Figure 1.15.1 shows age-standardised hospitalisation rates from diseases of the ear and mastoid process among Aboriginal and Torres Strait Islander peoples and non-Indigenous Australians in NSW, Victoria, Queensland, WA, SA & NT, for each year from 2004–05 to 2012–13. The Indigenous rate (13 per 1,000) was less than the non-Indigenous rate (15 per 1,000). Rates for Indigenous children aged 0–4 years were less than those for non-Indigenous children, while for those aged 5–14 years the Indigenous rate was 1.5 times as high. Since 2004-05, there has been a 56% increase in ear related hospitalisations for Indigenous Australians aged 0-14 years (no change non-Indigenous) and a 33% increase for those 15 years and over (6% increase for non-Indigenous) in NSW, Vic, Qld, WA, SA and the NT combined.

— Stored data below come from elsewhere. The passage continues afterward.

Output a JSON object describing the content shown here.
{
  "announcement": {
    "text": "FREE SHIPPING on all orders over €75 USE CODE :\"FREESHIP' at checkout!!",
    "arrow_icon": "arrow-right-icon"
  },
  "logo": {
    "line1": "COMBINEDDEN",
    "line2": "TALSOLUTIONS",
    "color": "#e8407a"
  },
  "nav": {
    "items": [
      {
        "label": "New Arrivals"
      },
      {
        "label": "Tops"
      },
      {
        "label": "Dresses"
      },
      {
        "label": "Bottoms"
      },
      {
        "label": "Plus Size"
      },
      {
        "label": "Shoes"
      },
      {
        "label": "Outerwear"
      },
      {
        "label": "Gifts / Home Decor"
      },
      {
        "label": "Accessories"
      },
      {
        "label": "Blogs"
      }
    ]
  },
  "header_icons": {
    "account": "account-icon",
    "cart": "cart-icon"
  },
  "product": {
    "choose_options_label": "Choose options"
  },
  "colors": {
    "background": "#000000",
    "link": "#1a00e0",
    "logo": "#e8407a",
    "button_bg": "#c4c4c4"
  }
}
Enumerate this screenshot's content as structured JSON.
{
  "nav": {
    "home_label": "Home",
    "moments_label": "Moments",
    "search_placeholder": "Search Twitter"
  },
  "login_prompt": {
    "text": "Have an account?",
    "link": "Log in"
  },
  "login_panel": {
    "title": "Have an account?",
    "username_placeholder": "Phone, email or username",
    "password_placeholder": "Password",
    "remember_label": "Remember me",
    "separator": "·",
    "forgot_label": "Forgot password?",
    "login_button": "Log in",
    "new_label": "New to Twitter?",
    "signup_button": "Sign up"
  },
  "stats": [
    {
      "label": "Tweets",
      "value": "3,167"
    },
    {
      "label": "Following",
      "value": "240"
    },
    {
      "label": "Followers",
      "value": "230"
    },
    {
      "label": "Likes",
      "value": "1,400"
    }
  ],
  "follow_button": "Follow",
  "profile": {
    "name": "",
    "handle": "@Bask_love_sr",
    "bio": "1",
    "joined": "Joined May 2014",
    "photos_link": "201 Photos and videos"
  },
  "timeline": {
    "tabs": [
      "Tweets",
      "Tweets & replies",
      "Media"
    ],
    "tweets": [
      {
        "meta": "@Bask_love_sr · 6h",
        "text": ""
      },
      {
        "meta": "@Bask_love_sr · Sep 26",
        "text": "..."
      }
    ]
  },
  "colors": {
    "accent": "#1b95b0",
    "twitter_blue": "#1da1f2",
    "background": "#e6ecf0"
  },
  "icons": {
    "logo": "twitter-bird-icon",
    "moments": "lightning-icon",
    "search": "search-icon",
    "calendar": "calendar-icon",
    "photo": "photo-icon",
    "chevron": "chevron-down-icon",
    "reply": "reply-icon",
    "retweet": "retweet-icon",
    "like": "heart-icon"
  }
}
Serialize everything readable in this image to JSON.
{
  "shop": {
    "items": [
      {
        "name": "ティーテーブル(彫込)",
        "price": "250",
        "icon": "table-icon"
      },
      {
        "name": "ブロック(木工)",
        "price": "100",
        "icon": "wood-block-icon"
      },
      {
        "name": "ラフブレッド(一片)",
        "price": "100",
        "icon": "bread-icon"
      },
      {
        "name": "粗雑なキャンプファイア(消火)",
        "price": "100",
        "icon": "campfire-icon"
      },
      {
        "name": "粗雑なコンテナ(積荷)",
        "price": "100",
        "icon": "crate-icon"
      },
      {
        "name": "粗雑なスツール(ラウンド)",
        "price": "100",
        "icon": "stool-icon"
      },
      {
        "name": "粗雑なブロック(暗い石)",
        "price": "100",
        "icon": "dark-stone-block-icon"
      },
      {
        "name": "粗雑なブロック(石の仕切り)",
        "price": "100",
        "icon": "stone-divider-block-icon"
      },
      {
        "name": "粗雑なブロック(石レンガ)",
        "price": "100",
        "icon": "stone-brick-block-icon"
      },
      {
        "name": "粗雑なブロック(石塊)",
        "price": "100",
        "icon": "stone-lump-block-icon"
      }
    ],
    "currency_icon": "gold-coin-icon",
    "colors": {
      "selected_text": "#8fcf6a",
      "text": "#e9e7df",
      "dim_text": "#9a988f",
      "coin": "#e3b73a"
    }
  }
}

Source: AIHW analysis of National Hospital Morbidity Database
Figure 1.15.2 shows the rate of ear and hearing problems managed by GPs (per 1,000 encounters) among Aboriginal and Torres Strait Islander peoples and non-Indigenous Australians aged 0-14 years. Data is presented for the period April 2006–March 2007 to April 2010–March 2011. For Indigenous children aged 0–14 years the rate per 1,000 encounters managed by GPs was similar to the other Australian rate for otitis media (70.1 compared to 67.0) and rates were also similar for total diseases of the ear (107.1 compared to 100.9).
Source: Family Medicine Research Centre, University of Sydney analysis of BEACH data
Note: data for the 1995 NATSIHS available for non-remote areas only.